Film ergenlik dönemindeki Oliver'ın aile ilişkileri ve gönül işlerine yoğunlaşıyor. Anne-babasının arasındaki sorunlar ile taze ilişkisinin yaşadığı problemler birleşince o yaştaki bir çocuğun kaldırmasının çok zor olduğu bazı şeylerle karşılaşmış oluyor. Haliyle de kaldırdığı zaman oluyor, kaldıramadığı oluyor. Üzerine konuşmanın çok kolay olduğu bir film değil, esasında film bittiğinde 10 üzerinden 7 verirmişim gibi duran film, üzerinden iki gün geçince çok daha fazlasını hakediyor gibi gelmeye başladı. Yani o içimizde büyüyen filmlerden diyebiliriz.

Richard Ayoade'nin bu ilk uzun metrajlı yönetmenlik denemesi, bence kendisi altından çok iyi kalkmış. Başından geçen bazı şeyler ya da yakın çevresinde gözlemlediği durumlar üzerinden kurduğunu düşündüğüm metaforlar ve bunların peliküle aktarılması çok başarılı. Bir sonraki azıcık daha büyük ölçekli işi The Double için heyecanlandırıyor izlediğim bu film.

İngiltere sahileri, 8 mm film kareleri, Alex Turner'ın hoş melodilerini ve güzel hikayesi için izlenir. daha iyi kotarılır mıydı, kotarılabilirdi.
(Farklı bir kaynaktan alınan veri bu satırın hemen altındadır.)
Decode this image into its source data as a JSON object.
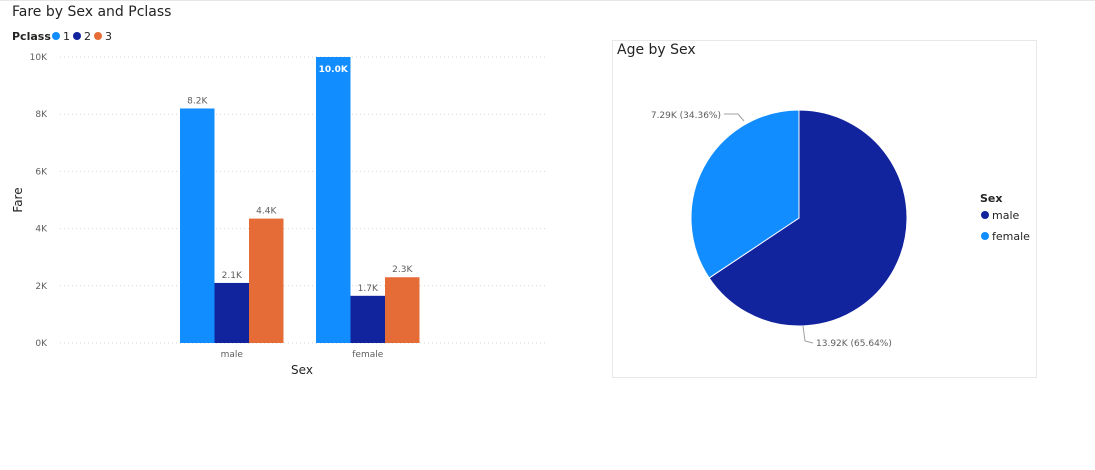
{
  "colors": {
    "pclass1": "#118DFF",
    "pclass2": "#12239E",
    "pclass3": "#E66C37",
    "male": "#12239E",
    "female": "#118DFF"
  },
  "chart_data": [
    {
      "type": "bar",
      "title": "Fare by Sex and Pclass",
      "xlabel": "Sex",
      "ylabel": "Fare",
      "legend_title": "Pclass",
      "legend_placement": "top-left",
      "categories": [
        "male",
        "female"
      ],
      "ylim": [
        0,
        10000
      ],
      "yticks": [
        0,
        2000,
        4000,
        6000,
        8000,
        10000
      ],
      "ytick_labels": [
        "0K",
        "2K",
        "4K",
        "6K",
        "8K",
        "10K"
      ],
      "grid": true,
      "series": [
        {
          "name": "1",
          "values": [
            8200,
            10000
          ],
          "labels": [
            "8.2K",
            "10.0K"
          ]
        },
        {
          "name": "2",
          "values": [
            2100,
            1650
          ],
          "labels": [
            "2.1K",
            "1.7K"
          ]
        },
        {
          "name": "3",
          "values": [
            4350,
            2300
          ],
          "labels": [
            "4.4K",
            "2.3K"
          ]
        }
      ]
    },
    {
      "type": "pie",
      "title": "Age by Sex",
      "legend_title": "Sex",
      "legend_placement": "right",
      "categories": [
        "male",
        "female"
      ],
      "values": [
        13920,
        7290
      ],
      "labels": [
        "13.92K (65.64%)",
        "7.29K (34.36%)"
      ]
    }
  ]
}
Ama belki de Richard Ayoade 38 yaşına geldiğinde pek de önemi kalmayacak bir film çekmek istemiştir.

Tavsiye.

8/10

Saturday, July 28, 2012

The Dark Knight Rises


İlan edildiğinden beri beklediğimiz o gün geldi ve Nolan'ın Batman üçlemesinin kapanışını da dünya gözüyle izledik.

İlan edildiğinden beri beklediğimiz o gün dediğime bakmayın, çok yüksek beklentilerle gitmedim bu filme. Her ne kadar temel alır gibi olduğu Knightfall serisinin Batman evreninin en sağlam hikayelerinden biri olması, Jonathan Nolan gibi bir senaryo ustasının elinde hakkaten çizgiroman uyarlaması/süper kahraman filmi başyapıtlarından birini izlememiz umudunu uyandırsa da, The Dark Knight ile çıtanın yükseğe konması da beklentileri makul seviyelerde tutmak filmden alacağımız hazzı baltalamamak adına önemliydi.